Given a triangle with vertices $A$, $B$ and $C$ whose coordinates are $(x_1, y_1,z_1)$, $(x_2, y_2,z_2)$ and $(x_3, y_3,z_3)$ respectively, how do I determine the coordinates of $D$ such that $AD$ bisects $\angle$$BAC$?
The first idea that came to my mind is as follows:
- Find the equation of the straight line for the line segment $AD$ that bisects $\angle$$BAC$.
- Find the equation of the straight line that passes through points $B$ and $C$.
- Find the intersecting point of these two straight lines.
Is there an alternative method where I can find the coordinates of $D$ directly or just by using the coordinates of $A$, $B$ and $C$? If not, what is the efficient way (computationally) to determine the coordinates of $D$?
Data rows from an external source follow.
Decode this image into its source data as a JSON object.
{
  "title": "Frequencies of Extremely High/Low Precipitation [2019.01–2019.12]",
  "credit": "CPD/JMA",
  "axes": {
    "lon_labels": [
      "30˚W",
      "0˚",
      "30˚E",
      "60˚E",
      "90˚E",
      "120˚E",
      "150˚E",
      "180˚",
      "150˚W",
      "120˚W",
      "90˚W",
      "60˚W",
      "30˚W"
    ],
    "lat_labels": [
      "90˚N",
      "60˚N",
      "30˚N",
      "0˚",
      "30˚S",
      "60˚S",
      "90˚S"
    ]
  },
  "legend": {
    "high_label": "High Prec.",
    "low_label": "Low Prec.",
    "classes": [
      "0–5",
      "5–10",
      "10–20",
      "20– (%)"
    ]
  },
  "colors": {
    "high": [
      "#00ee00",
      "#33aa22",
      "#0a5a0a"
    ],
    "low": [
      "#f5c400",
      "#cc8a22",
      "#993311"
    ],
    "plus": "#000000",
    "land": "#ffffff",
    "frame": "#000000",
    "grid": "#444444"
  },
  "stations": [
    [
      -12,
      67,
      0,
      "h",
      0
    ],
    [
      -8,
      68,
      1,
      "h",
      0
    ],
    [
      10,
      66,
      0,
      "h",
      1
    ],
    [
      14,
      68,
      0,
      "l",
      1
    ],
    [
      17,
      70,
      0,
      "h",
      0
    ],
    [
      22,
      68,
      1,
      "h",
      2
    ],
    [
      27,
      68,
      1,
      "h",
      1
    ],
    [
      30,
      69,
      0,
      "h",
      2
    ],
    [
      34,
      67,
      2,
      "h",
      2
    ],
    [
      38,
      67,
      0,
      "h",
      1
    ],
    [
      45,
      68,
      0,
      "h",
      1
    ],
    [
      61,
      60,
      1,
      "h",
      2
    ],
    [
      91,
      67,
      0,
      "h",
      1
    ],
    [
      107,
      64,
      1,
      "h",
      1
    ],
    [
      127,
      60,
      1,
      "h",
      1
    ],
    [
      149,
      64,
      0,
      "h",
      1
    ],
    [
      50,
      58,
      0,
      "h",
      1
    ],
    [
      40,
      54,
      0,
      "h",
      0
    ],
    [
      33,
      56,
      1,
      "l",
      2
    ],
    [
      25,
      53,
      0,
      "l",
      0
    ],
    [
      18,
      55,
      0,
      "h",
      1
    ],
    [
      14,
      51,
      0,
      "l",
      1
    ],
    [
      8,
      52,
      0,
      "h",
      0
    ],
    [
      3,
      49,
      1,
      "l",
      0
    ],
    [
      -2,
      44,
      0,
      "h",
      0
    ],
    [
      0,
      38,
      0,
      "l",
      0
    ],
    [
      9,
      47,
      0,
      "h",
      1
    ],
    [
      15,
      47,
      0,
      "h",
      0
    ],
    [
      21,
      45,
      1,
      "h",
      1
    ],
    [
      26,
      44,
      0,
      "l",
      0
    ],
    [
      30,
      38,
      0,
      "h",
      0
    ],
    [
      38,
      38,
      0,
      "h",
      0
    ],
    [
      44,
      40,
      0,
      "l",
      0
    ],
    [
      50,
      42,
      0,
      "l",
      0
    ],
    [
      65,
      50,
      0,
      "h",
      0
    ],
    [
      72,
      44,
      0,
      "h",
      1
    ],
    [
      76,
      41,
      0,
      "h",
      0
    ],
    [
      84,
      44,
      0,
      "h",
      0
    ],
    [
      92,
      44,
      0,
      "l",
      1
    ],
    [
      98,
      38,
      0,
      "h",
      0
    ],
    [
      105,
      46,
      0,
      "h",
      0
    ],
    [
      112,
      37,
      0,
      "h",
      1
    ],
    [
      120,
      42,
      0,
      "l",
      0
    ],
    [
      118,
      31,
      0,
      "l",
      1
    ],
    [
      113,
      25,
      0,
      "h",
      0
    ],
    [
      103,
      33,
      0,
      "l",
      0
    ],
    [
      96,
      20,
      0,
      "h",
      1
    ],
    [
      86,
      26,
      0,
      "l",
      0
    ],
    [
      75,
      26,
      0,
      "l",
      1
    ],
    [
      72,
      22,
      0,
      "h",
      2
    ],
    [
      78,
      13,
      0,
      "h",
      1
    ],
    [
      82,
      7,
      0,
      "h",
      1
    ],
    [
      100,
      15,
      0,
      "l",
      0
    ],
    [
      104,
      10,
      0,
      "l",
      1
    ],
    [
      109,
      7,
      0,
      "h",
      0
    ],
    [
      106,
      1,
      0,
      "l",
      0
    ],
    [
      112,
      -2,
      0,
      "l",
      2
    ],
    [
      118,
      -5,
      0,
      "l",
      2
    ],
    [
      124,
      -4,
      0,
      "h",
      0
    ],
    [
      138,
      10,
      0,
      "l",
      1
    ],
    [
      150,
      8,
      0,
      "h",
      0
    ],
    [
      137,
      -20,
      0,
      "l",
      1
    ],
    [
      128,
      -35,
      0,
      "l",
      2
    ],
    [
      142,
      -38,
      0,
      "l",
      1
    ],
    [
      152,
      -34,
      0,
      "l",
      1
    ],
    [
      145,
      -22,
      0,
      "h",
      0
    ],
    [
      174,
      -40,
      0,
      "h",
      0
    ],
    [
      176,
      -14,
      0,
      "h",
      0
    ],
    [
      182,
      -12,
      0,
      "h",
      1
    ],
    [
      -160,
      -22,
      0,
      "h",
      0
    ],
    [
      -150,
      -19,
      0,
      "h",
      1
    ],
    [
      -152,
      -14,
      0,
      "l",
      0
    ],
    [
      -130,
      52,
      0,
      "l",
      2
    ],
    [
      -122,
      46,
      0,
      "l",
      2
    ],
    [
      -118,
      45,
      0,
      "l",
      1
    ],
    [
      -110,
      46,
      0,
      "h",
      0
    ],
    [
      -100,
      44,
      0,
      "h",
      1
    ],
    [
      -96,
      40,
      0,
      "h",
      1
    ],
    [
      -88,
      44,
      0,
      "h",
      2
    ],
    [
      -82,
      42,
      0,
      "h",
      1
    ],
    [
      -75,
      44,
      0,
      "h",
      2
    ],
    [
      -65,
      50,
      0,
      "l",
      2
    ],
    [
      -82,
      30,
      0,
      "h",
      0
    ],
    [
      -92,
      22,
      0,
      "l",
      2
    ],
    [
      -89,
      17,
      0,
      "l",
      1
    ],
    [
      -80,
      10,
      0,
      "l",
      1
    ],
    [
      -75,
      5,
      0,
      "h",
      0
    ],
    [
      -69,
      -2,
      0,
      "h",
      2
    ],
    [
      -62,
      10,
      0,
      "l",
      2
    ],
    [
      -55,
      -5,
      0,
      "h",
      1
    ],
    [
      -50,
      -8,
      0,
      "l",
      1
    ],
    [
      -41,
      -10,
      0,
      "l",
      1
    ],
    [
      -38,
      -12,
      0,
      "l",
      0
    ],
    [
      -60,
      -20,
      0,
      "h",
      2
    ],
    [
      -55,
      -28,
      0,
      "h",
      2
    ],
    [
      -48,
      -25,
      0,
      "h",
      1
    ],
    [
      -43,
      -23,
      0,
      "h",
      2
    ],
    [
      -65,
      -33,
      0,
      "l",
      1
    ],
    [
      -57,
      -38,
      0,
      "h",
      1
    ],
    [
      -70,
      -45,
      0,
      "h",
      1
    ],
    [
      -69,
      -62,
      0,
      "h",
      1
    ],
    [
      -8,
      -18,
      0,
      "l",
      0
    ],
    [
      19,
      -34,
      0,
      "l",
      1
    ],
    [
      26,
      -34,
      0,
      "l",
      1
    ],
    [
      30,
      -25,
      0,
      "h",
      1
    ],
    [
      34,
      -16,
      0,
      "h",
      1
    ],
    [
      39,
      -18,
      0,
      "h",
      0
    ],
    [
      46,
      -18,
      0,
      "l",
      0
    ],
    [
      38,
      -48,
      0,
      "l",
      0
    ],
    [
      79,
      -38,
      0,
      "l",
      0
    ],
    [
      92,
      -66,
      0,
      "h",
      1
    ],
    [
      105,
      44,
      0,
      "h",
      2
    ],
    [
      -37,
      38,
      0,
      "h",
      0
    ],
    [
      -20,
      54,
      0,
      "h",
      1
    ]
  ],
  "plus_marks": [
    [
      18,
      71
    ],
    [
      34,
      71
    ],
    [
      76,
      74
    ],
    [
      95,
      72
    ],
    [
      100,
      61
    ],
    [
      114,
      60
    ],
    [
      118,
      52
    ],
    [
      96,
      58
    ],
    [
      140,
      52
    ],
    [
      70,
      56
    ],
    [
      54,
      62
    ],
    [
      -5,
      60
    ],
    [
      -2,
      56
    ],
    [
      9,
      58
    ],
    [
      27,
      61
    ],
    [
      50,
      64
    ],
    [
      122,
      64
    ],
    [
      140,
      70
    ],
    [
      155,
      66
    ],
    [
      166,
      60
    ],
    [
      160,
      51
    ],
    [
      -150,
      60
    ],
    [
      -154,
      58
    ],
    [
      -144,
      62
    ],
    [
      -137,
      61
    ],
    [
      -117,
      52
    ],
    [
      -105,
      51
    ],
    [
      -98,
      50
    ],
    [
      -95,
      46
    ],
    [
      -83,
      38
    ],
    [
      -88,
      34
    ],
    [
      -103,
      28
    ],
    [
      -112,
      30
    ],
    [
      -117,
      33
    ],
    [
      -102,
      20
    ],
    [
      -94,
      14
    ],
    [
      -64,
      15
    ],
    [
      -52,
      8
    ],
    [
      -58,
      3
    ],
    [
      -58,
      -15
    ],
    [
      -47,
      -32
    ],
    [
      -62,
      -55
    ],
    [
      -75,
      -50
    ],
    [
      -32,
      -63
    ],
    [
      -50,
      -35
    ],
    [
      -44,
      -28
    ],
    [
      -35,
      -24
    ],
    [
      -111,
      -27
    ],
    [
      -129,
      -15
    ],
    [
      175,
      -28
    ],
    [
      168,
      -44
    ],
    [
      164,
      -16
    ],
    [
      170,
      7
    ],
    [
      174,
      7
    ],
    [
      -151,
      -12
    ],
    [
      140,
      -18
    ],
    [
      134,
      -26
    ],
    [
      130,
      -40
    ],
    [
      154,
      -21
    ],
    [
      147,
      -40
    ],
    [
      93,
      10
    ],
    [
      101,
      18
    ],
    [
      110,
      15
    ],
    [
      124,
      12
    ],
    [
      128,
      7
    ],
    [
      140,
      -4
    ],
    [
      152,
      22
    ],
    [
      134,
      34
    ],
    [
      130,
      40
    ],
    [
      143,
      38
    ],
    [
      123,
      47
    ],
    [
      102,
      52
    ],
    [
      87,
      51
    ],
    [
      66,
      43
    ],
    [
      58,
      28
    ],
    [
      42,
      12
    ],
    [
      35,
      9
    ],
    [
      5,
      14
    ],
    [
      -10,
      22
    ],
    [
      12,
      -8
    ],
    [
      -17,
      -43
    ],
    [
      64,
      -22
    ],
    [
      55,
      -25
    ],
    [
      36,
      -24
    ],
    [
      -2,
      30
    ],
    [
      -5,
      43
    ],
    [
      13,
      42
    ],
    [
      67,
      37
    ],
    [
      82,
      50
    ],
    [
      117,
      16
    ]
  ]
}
Any suggestions or comments are kindly appreciated!
EDIT
It may be true (as suggested by jjagmath and Derive Foiler) that using barycentric instead of cartesian coordinates is elegant but I forgot to mention that what I am looking for is a cartesian solution (=
Best Answer
If $a$, $b$ and $c$ denote the lengths of the sides $BC$, $CA$ and $AB$, then $D$ has barycentric coordinates $(0:b:c)$ in the triangle $ABC$. This means that $D = \frac{b}{b+c} B + \frac{c}{b+c} C$ as vectors.